Elsewhere in the museum complex, guests can launch a model schooner, watch fish-filleting demos, learn about Prohibition-era rum running, or take in fishing-related films in the Ice House Theatre. The Old Fish Factory Restaurant & Ice House Bar and the Salt Store Gift Shop, housed in a former salt storehouse, provide souvenirs both edible and otherwise.
The museum's season lasts from mid-May to mid-October.
Surprisingly spry for a 90-year-old, Gus the gopher tortoise greets Museum of Natural History visitors while strolling around the premises and snacking on clover and dandelions.
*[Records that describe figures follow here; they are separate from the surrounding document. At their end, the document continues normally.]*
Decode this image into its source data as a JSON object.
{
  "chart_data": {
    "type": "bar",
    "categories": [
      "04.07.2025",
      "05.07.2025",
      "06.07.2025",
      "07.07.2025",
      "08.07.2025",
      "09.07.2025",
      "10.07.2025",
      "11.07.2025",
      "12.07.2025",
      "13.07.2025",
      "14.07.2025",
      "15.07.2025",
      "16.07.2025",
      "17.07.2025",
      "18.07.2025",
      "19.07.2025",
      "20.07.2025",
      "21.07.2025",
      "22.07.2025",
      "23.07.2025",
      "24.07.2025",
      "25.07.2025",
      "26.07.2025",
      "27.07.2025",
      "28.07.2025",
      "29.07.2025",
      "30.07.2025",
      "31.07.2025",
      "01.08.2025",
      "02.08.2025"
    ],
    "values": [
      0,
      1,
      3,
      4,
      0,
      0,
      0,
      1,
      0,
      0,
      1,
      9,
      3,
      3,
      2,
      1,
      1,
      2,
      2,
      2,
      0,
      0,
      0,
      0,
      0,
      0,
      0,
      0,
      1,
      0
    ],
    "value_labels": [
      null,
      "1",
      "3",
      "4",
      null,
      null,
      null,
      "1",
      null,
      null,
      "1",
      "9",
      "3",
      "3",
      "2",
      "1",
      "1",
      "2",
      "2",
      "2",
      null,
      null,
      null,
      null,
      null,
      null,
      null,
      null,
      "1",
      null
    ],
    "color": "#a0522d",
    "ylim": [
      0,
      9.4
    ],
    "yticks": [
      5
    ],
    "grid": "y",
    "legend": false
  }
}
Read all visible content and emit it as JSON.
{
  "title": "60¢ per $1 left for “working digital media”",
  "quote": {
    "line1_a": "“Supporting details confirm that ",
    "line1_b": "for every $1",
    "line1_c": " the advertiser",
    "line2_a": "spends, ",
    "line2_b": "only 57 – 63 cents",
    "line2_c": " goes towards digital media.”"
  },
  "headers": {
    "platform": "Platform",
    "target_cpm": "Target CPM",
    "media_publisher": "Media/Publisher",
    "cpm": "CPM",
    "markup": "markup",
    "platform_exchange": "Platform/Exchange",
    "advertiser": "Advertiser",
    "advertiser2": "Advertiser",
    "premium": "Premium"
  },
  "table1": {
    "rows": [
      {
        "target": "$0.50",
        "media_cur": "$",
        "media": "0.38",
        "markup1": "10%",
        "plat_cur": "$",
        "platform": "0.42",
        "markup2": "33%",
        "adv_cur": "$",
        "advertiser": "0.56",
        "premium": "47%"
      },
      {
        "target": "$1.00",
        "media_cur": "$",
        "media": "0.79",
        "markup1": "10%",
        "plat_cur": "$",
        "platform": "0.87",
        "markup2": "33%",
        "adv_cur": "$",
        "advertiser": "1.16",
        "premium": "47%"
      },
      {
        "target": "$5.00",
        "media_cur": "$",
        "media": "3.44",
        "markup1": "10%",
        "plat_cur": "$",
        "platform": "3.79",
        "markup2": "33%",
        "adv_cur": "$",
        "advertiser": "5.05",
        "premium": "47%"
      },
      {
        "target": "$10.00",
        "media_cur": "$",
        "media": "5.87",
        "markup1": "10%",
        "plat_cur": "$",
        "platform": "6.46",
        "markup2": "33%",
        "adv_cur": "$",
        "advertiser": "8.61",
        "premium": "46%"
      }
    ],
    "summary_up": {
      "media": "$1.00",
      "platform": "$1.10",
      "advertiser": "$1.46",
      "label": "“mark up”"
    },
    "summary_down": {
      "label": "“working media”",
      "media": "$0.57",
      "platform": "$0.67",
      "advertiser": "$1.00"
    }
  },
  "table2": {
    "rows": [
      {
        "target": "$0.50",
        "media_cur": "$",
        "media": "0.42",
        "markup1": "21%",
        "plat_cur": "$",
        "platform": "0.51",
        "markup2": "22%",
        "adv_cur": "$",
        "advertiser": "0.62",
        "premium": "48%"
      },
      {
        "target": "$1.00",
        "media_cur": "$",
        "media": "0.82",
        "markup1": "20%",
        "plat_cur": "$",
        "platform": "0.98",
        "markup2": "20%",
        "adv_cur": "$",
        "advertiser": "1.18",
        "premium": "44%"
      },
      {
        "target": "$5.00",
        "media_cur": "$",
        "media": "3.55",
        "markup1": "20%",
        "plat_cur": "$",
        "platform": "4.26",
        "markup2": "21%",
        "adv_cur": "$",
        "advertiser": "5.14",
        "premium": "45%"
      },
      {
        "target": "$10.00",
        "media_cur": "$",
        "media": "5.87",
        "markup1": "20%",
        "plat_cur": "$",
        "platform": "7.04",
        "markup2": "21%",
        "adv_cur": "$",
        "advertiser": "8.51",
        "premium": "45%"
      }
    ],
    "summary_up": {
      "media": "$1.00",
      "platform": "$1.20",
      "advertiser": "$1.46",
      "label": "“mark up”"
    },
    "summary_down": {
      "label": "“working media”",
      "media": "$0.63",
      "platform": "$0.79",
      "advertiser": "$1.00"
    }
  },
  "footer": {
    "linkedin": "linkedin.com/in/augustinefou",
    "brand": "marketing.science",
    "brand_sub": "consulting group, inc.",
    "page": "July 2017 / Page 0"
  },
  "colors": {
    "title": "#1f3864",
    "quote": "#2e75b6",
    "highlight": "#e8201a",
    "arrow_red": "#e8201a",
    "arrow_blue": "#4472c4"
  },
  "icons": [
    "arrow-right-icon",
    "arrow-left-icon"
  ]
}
As the museum's mascot for more than six decades, Gus has amassed a substantial following, and he keeps his 1,500+ Facebook friends abreast of the latest goings-on at his home's seven permanent galleries. Unearthed tools, arrowheads, and Tupperware of the Mi'kmaq and Acadian peoples await in the archaeology exhibit, and the pre-contact culture, religion, and language of Nova Scotia come to life in the ethnology hall. Life-sized models of feathered bipeds and four-legged furballs lurk in the mammals-and-birds gallery. Live snakes, frogs, salamanders, and honeybees call Netukulimk home, embodying a Mi'kmaq conception of the relationship between the human and natural worlds.